There is some crossover between the two paths. Both tokamaks and stellarators are part of the European Fusion Development Agreement's research programme. Physicists working on the compact MAST tokamak at Culham are now taking advantage of computer codes written by stellarator researchers to develop 3D plasma models. They explain that "computerized models allow scientists to match theories about plasma behavior to real experiments. The new 3D models give a much fuller understanding of what is happening inside the plasma than the 2D versions that have been used up till now, in analyzing the results of experiments where extra external magnetic coils are applied to the plasma." CCFE theoretical physicist Christopher Ham explains:
Luckily, it is not as difficult as you might think to transfer the complicated mathematics of stellarators to tokamaks. Once the differences in geometry have been accounted for, they translate well. Researcher Tony Cooper of Switzerland's CRPP institute has already adapted the VMEC stellarator code – which produces plasma models like the one opposite – to a number of tokamaks, including MAST.

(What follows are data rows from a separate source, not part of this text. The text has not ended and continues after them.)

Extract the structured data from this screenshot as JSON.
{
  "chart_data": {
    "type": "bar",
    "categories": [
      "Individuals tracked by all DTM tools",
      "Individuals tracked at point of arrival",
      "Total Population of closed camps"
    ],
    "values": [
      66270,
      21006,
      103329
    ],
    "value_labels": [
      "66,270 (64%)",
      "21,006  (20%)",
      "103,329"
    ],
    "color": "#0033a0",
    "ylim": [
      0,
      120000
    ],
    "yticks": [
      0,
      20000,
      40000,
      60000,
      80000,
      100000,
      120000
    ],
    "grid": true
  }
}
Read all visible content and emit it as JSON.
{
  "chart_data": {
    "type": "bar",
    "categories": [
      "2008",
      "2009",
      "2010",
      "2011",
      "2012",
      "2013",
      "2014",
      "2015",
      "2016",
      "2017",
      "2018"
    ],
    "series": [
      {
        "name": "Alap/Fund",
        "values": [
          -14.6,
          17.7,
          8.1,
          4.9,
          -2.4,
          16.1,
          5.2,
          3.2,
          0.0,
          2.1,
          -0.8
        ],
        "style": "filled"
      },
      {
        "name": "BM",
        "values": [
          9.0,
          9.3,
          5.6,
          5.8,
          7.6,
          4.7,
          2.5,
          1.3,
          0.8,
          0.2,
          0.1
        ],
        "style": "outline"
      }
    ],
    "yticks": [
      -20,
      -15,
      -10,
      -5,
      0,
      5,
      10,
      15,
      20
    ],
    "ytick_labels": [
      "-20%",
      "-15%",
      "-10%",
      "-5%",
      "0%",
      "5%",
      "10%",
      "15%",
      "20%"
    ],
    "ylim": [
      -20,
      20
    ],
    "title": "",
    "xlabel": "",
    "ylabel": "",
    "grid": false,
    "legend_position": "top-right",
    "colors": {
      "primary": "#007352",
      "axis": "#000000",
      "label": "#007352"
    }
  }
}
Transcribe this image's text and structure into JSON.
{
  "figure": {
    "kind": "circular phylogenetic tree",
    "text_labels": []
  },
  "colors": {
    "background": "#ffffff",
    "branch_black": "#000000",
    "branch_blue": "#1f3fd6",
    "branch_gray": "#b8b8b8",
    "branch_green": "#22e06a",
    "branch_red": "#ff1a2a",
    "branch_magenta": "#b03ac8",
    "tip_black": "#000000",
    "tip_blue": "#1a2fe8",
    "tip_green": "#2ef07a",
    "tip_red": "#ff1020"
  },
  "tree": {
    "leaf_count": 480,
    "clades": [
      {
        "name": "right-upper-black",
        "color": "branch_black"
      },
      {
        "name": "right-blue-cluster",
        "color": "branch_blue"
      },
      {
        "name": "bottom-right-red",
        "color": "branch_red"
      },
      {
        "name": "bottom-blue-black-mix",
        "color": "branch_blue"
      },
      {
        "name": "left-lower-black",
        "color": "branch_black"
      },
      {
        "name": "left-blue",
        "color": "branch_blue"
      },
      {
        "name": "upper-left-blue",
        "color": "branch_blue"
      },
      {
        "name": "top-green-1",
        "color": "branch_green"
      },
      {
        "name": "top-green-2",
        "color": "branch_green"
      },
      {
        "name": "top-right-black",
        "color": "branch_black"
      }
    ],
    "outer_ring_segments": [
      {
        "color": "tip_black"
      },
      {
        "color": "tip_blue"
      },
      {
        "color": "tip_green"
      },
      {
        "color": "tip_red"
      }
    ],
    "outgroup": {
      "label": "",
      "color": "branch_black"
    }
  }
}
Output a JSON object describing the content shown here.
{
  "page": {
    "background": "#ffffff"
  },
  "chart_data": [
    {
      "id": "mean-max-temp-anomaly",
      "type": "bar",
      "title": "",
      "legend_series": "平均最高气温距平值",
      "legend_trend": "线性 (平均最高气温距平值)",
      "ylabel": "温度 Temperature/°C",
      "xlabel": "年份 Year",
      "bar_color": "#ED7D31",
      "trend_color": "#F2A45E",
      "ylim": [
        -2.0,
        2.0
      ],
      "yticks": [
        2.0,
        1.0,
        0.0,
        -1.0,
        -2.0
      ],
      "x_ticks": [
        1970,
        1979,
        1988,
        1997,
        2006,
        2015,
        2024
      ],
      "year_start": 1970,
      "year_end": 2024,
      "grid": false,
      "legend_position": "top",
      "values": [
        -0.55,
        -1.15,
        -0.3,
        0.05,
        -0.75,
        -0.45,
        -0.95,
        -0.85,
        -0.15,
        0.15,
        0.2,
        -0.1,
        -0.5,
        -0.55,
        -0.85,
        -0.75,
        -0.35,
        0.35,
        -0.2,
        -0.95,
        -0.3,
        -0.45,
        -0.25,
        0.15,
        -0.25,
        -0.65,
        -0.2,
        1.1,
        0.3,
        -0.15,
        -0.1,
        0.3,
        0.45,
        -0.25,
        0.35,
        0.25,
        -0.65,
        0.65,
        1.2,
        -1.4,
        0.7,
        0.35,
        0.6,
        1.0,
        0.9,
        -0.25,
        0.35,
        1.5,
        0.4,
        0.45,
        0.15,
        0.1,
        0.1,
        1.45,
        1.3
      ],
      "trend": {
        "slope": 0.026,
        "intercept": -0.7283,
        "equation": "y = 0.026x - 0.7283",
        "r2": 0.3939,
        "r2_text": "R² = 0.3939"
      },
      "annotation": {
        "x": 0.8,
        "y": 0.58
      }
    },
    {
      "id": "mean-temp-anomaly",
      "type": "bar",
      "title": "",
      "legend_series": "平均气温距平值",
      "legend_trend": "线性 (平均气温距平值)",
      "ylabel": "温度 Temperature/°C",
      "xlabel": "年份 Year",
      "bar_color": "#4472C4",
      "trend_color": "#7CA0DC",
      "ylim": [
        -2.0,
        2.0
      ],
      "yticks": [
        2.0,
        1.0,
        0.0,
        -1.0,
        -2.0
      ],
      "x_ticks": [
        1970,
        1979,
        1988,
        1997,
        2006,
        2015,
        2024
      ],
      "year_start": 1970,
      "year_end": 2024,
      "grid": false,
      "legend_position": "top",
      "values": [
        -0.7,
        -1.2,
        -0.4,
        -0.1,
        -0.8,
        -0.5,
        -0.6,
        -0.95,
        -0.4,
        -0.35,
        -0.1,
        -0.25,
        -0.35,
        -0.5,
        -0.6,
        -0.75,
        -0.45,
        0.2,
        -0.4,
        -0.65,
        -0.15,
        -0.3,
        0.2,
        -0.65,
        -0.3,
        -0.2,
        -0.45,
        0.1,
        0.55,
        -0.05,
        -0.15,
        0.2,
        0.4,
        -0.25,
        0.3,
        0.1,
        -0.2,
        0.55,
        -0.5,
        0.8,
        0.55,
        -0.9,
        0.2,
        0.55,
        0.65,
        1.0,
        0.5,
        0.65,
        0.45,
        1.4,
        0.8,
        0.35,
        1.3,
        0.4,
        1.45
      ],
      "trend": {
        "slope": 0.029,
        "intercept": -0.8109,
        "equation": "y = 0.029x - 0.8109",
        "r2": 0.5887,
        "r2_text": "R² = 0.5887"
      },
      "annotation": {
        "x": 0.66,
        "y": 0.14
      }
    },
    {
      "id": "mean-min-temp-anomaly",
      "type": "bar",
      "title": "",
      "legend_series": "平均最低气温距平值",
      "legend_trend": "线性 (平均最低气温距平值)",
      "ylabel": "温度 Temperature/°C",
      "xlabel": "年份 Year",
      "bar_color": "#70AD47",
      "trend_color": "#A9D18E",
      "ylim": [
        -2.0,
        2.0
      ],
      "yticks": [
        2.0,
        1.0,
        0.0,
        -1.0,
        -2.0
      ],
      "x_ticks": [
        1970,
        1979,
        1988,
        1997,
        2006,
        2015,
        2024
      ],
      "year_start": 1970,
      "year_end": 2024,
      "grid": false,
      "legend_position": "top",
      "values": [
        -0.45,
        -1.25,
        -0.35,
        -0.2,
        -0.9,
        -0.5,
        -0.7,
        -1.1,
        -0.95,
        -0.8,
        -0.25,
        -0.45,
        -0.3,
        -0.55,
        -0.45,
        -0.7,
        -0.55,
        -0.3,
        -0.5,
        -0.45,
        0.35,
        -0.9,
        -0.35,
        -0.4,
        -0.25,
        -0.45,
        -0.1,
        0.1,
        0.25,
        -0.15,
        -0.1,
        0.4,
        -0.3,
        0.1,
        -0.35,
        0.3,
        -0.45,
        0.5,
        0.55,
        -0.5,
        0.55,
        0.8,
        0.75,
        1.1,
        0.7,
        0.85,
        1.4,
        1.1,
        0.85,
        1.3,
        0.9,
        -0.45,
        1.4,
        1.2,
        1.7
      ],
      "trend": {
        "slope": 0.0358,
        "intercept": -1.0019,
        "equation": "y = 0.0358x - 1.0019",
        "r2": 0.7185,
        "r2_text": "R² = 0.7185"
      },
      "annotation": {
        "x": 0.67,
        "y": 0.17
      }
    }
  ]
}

“Stellarators are naturally 3D in nature, and codes like VMEC have been written to map this,” continues Christopher Ham. “So it makes sense to use these ready-made codes, which have been tried and tested over 30 years, for devices like MAST. Without them we'd be starting from scratch, which would be a massive effort. The expertise of our friends in stellarator research is saving us a lot of time and trouble.”
Christopher and colleagues Ian Chapman and Samuli Saarelma have taken on Tony Cooper's initial work and find it is already opening up new possibilities. One example is the study of Edge Localised Modes (ELMs), harmful instabilities that take energy out of the plasma, impeding the tokamak's performance. MAST has special magnetic coils that control ELMs by changing the magnetic field at the plasma edge. 3D modelling can show what effect the coils are having in all regions of the machine.
“Often we want to know why a particular coil configuration does what it does,” says Christopher Ham. “How does the edge of the plasma move in and out as you go around MAST? And how does this change the stability? These are questions we can only answer in 3D.”
An added benefit of the software project has been the chance to forge stronger links with the stellarator community – Christopher has been working particularly closely with counterparts in Germany and the United States.
“There is increasing interest in working together internationally,” he says. “I hope this continues – we can learn a lot from each other, and in the end fusion research will be the winner.”